Integrate the function: $\frac{x+2}{\sqrt{x^{2}+2 x+3}}$

We need to evaluate the integral $I = \int \frac{x+2}{\sqrt{x^{2}+2 x+3}} dx$.
First,we express the numerator in terms of the derivative of the quadratic expression inside the square root,which is $\frac{d}{dx}(x^2+2x+3) = 2x+2$.

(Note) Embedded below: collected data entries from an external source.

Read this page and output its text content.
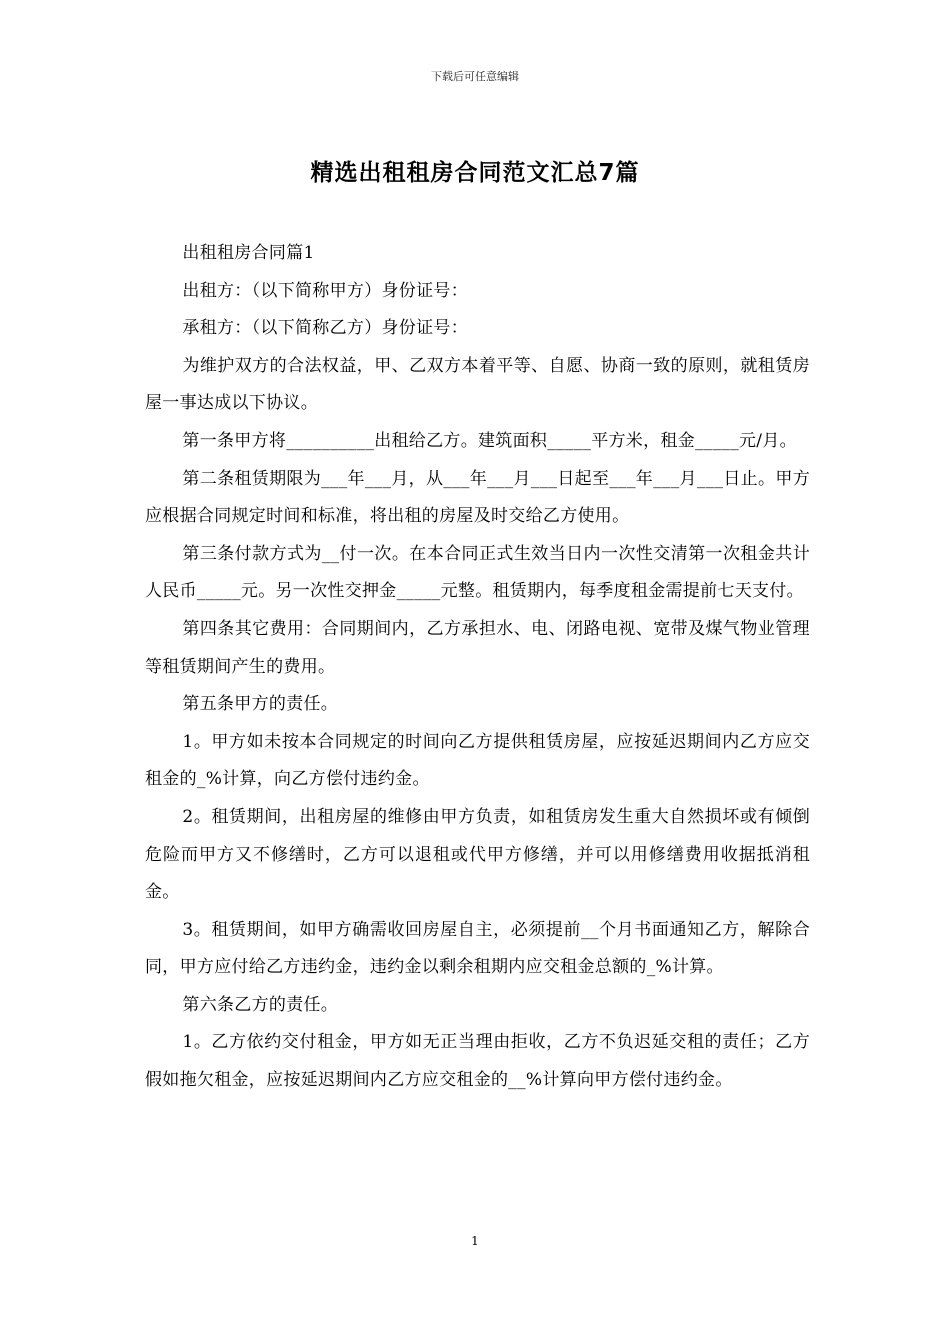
下载后可任意编辑
精选出租租房合同范文汇总7篇

出租租房合同篇1

出租方：（以下简称甲方）身份证号：

承租方：（以下简称乙方）身份证号：

为维护双方的合法权益，甲、乙双方本着平等、自愿、协商一致的原则，就租赁房屋一事达成以下协议。

第一条甲方将__________出租给乙方。建筑面积_____平方米，租金_____元/月。

第二条租赁期限为___年___月，从___年___月___日起至___年___月___日止。甲方应根据合同规定时间和标准，将出租的房屋及时交给乙方使用。

第三条付款方式为__付一次。在本合同正式生效当日内一次性交清第一次租金共计人民币_____元。另一次性交押金_____元整。租赁期内，每季度租金需提前七天支付。

第四条其它费用：合同期间内，乙方承担水、电、闭路电视、宽带及煤气物业管理等租赁期间产生的费用。

第五条甲方的责任。

1。甲方如未按本合同规定的时间向乙方提供租赁房屋，应按延迟期间内乙方应交租金的_%计算，向乙方偿付违约金。

2。租赁期间，出租房屋的维修由甲方负责，如租赁房发生重大自然损坏或有倾倒危险而甲方又不修缮时，乙方可以退租或代甲方修缮，并可以用修缮费用收据抵消租金。

3。租赁期间，如甲方确需收回房屋自主，必须提前__个月书面通知乙方，解除合同，甲方应付给乙方违约金，违约金以剩余租期内应交租金总额的_%计算。

第六条乙方的责任。

1。乙方依约交付租金，甲方如无正当理由拒收，乙方不负迟延交租的责任；乙方假如拖欠租金，应按延迟期间内乙方应交租金的__%计算向甲方偿付违约金。

1
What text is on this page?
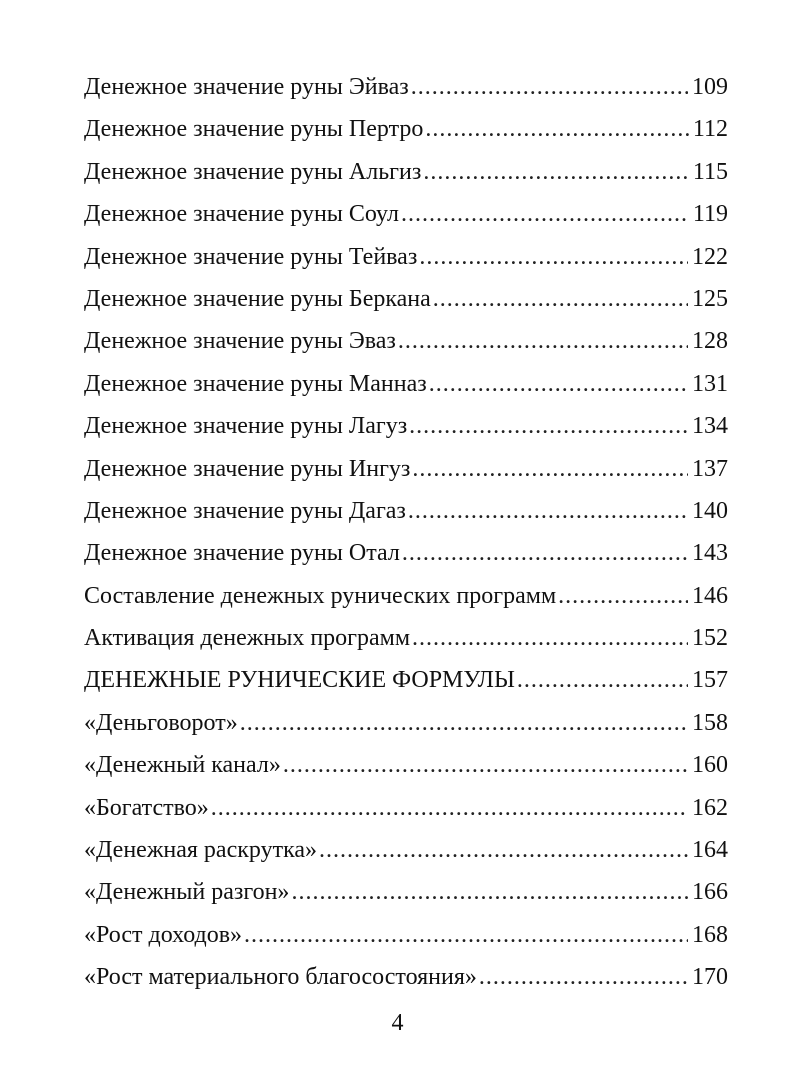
Денежное значение руны Эйваз .....	109
Денежное значение руны Пертро .....	112
Денежное значение руны Альгиз .....	115
Денежное значение руны Соул .....	119
Денежное значение руны Тейваз .....	122
Денежное значение руны Беркана .....	125
Денежное значение руны Эваз .....	128
Денежное значение руны Манназ .....	131
Денежное значение руны Лагуз .....	134
Денежное значение руны Ингуз .....	137
Денежное значение руны Дагаз .....	140
Денежное значение руны Отал .....	143
Составление денежных рунических программ .....	146
Активация денежных программ .....	152
ДЕНЕЖНЫЕ РУНИЧЕСКИЕ ФОРМУЛЫ .....	157
«Деньговорот» .....	158
«Денежный канал» .....	160
«Богатство» .....	162
«Денежная раскрутка» .....	164
«Денежный разгон» .....	166
«Рост доходов» .....	168
«Рост материального благосостояния» .....	170
4
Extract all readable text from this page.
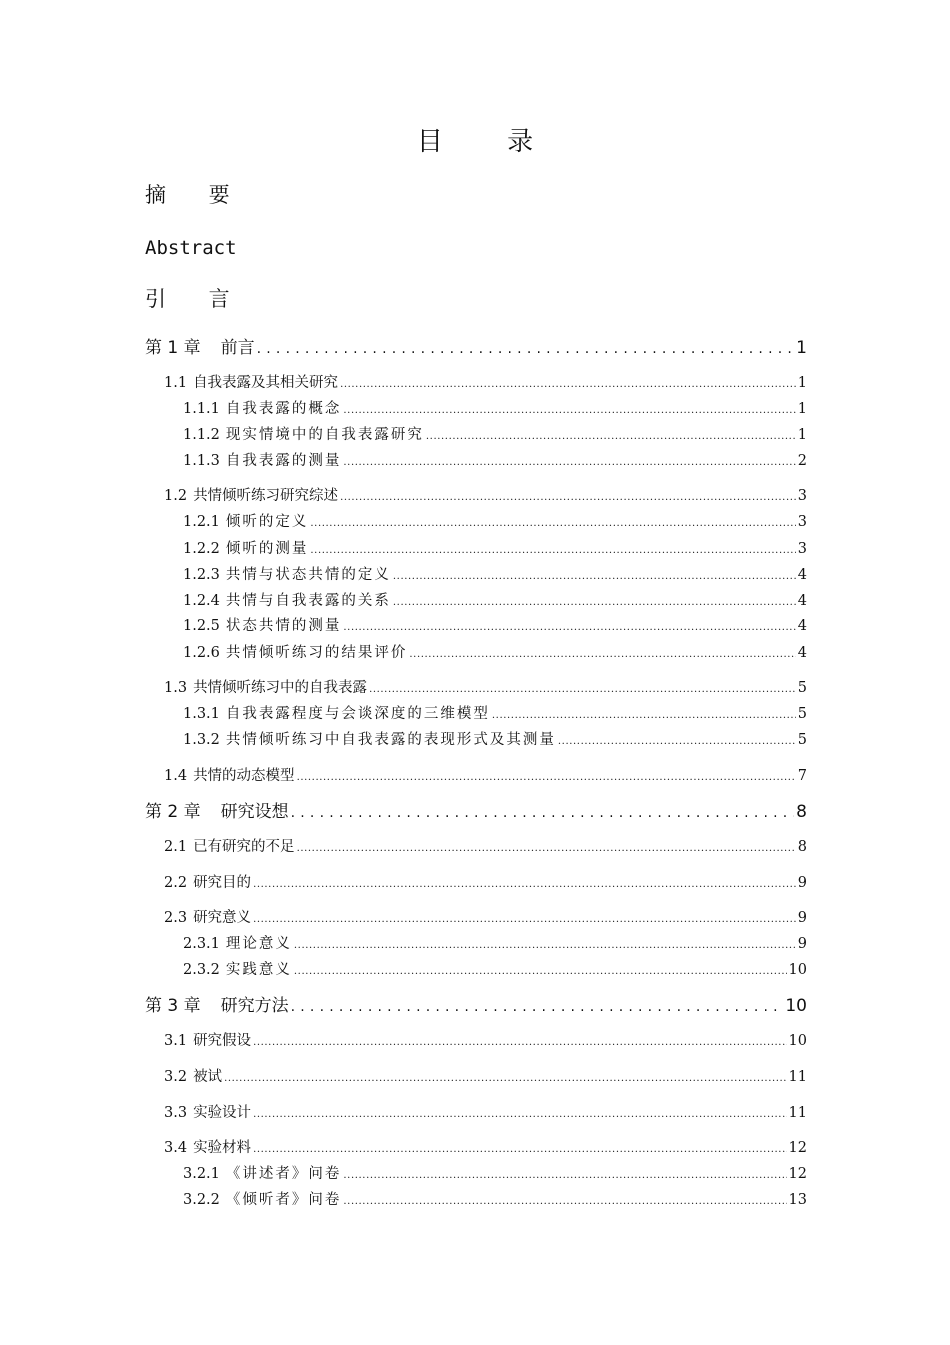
目 录
摘 要
Abstract
引 言
第 1 章 前言 .....	1
1.1 自我表露及其相关研究 .....	1
1.1.1 自我表露的概念 .....	1
1.1.2 现实情境中的自我表露研究 .....	1
1.1.3 自我表露的测量 .....	2
1.2 共情倾听练习研究综述 .....	3
1.2.1 倾听的定义 .....	3
1.2.2 倾听的测量 .....	3
1.2.3 共情与状态共情的定义 .....	4
1.2.4 共情与自我表露的关系 .....	4
1.2.5 状态共情的测量 .....	4
1.2.6 共情倾听练习的结果评价 .....	4
1.3 共情倾听练习中的自我表露 .....	5
1.3.1 自我表露程度与会谈深度的三维模型 .....	5
1.3.2 共情倾听练习中自我表露的表现形式及其测量 .....	5
1.4 共情的动态模型 .....	7
第 2 章 研究设想 .....	8
2.1 已有研究的不足 .....	8
2.2 研究目的 .....	9
2.3 研究意义 .....	9
2.3.1 理论意义 .....	9
2.3.2 实践意义 .....	10
第 3 章 研究方法 .....	10
3.1 研究假设 .....	10
3.2 被试 .....	11
3.3 实验设计 .....	11
3.4 实验材料 .....	12
3.2.1 《讲述者》问卷 .....	12
3.2.2 《倾听者》问卷 .....	13
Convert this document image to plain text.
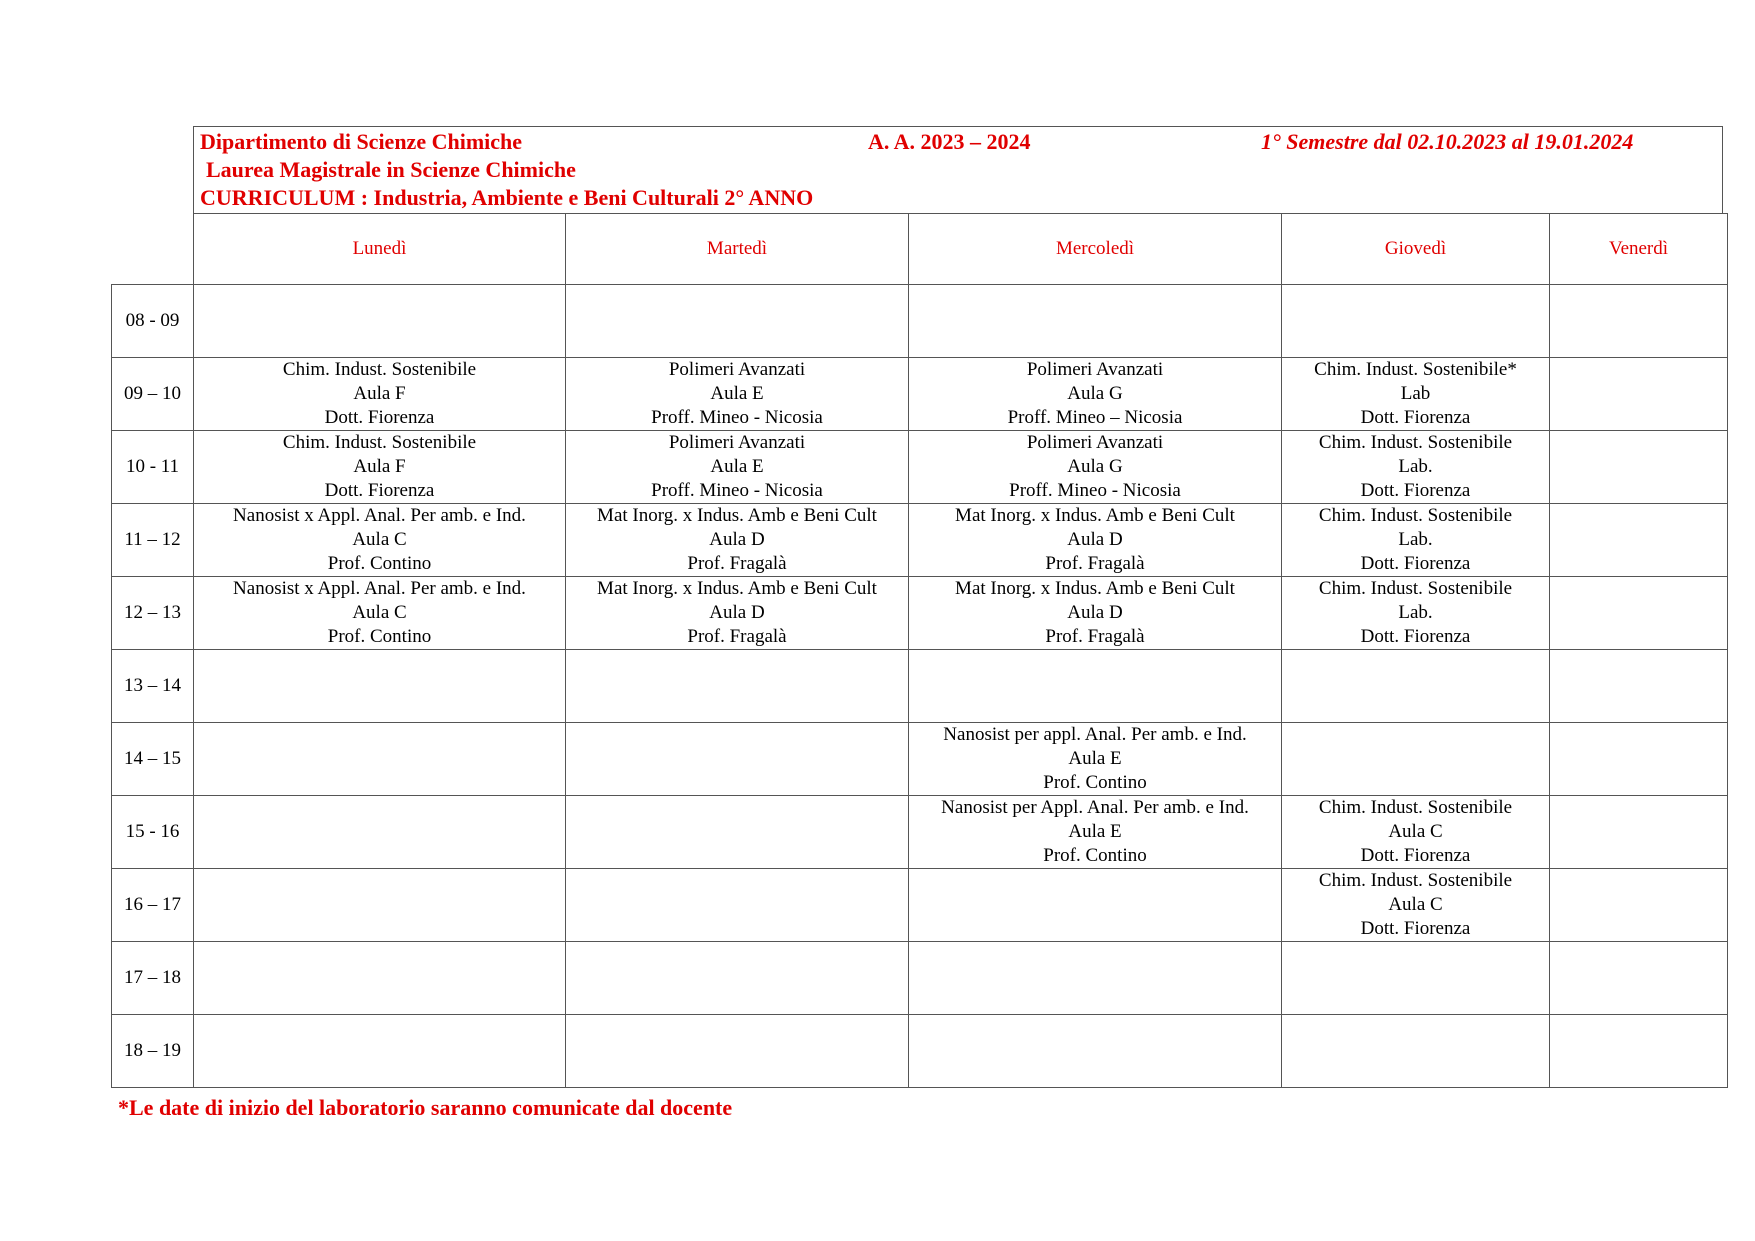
Dipartimento di Scienze Chimiche	A. A. 2023 – 2024	1° Semestre dal 02.10.2023 al 19.01.2024
Laurea Magistrale in Scienze Chimiche
CURRICULUM : Industria, Ambiente e Beni Culturali 2° ANNO
	Lunedì	Martedì	Mercoledì	Giovedì	Venerdì
08 - 09					
09 – 10	Chim. Indust. Sostenibile
Aula F
Dott. Fiorenza	Polimeri Avanzati
Aula E
Proff. Mineo - Nicosia	Polimeri Avanzati
Aula G
Proff. Mineo – Nicosia	Chim. Indust. Sostenibile*
Lab
Dott. Fiorenza	

10 - 11	Chim. Indust. Sostenibile
Aula F
Dott. Fiorenza	Polimeri Avanzati
Aula E
Proff. Mineo - Nicosia	Polimeri Avanzati
Aula G
Proff. Mineo - Nicosia	Chim. Indust. Sostenibile
Lab.
Dott. Fiorenza	

11 – 12	Nanosist x Appl. Anal. Per amb. e Ind.
Aula C
Prof. Contino	Mat Inorg. x Indus. Amb e Beni Cult
Aula D
Prof. Fragalà	Mat Inorg. x Indus. Amb e Beni Cult
Aula D
Prof. Fragalà	Chim. Indust. Sostenibile
Lab.
Dott. Fiorenza	

12 – 13	Nanosist x Appl. Anal. Per amb. e Ind.
Aula C
Prof. Contino	Mat Inorg. x Indus. Amb e Beni Cult
Aula D
Prof. Fragalà	Mat Inorg. x Indus. Amb e Beni Cult
Aula D
Prof. Fragalà	Chim. Indust. Sostenibile
Lab.
Dott. Fiorenza	

13 – 14					
14 – 15			Nanosist per appl. Anal. Per amb. e Ind.
Aula E
Prof. Contino		

15 - 16			Nanosist per Appl. Anal. Per amb. e Ind.
Aula E
Prof. Contino	Chim. Indust. Sostenibile
Aula C
Dott. Fiorenza	

16 – 17				Chim. Indust. Sostenibile
Aula C
Dott. Fiorenza	

17 – 18					
18 – 19					
*Le date di inizio del laboratorio saranno comunicate dal docente
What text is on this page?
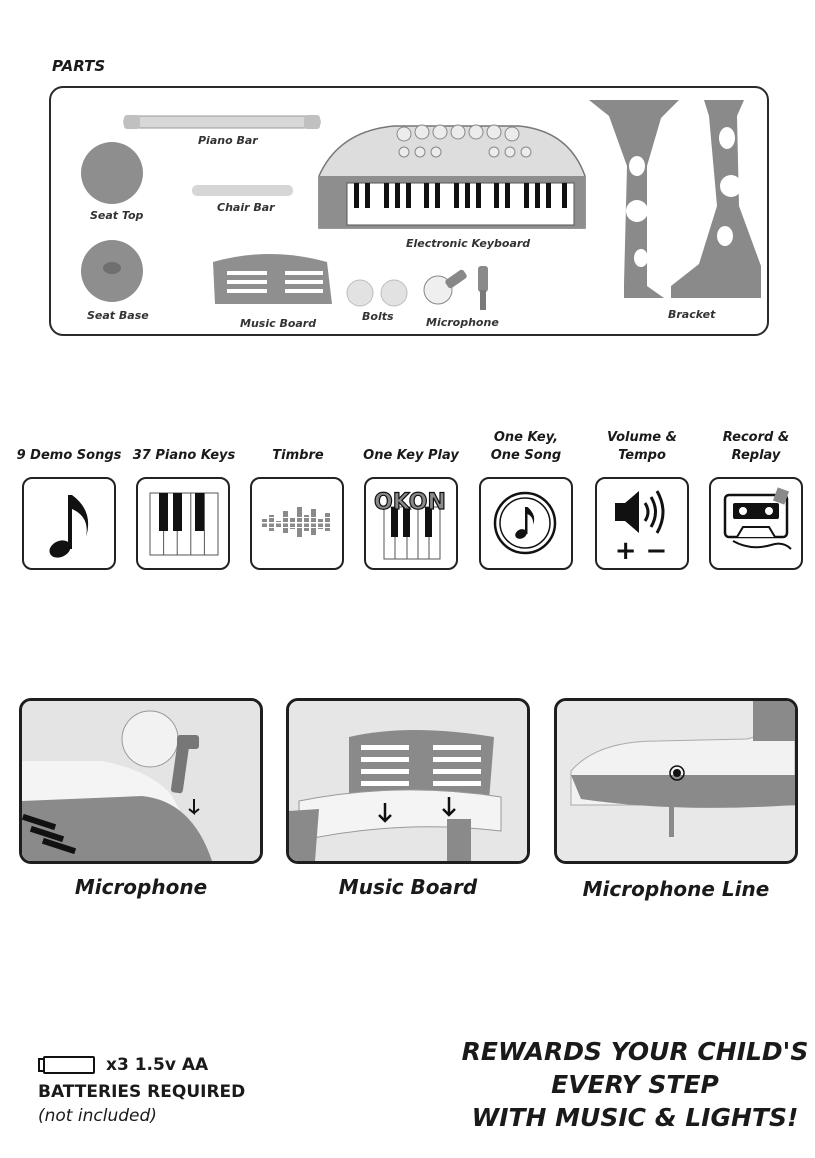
PARTS
Piano Bar
Seat Top
Chair Bar
Seat Base
Music Board
Bolts	Microphone
Electronic Keyboard
Bracket
9 Demo Songs 37 Piano Keys	Timbre	One Key Play
One Key,
One Song
Volume &
Tempo
Record &
Replay
OKON
+ −
Microphone	Music Board	Microphone Line
x3 1.5v AA
BATTERIES REQUIRED
(not included)
REWARDS YOUR CHILD'S
EVERY STEP
WITH MUSIC & LIGHTS!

$\int \frac{x+2}{\sqrt{x^{2}+2 x+3}} dx = \frac{1}{2} \int \frac{2(x+2)}{\sqrt{x^{2}+2 x+3}} dx = \frac{1}{2} \int \frac{2x+4}{\sqrt{x^{2}+2 x+3}} dx$
$= \frac{1}{2} \int \frac{2x+2+2}{\sqrt{x^{2}+2 x+3}} dx = \frac{1}{2} \int \frac{2x+2}{\sqrt{x^{2}+2 x+3}} dx + \int \frac{1}{\sqrt{x^{2}+2 x+3}} dx$
Let $I_1 = \int \frac{2x+2}{\sqrt{x^{2}+2 x+3}} dx$ and $I_2 = \int \frac{1}{\sqrt{x^{2}+2 x+3}} dx$.
For $I_1$,let $t = x^2+2x+3$,then $dt = (2x+2)dx$.
$I_1 = \int \frac{dt}{\sqrt{t}} = 2\sqrt{t} = 2\sqrt{x^2+2x+3}$.
For $I_2$,complete the square: $x^2+2x+3 = (x+1)^2 + 2 = (x+1)^2 + (\sqrt{2})^2$.
$I_2 = \int \frac{dx}{\sqrt{(x+1)^2 + (\sqrt{2})^2}} = \log |(x+1) + \sqrt{(x+1)^2 + 2}| = \log |(x+1) + \sqrt{x^2+2x+3}|$.
Combining these,$I = \frac{1}{2}(2\sqrt{x^2+2x+3}) + \log |(x+1) + \sqrt{x^2+2x+3}| + C$.
Final result: $I = \sqrt{x^2+2x+3} + \log |(x+1) + \sqrt{x^2+2x+3}| + C$.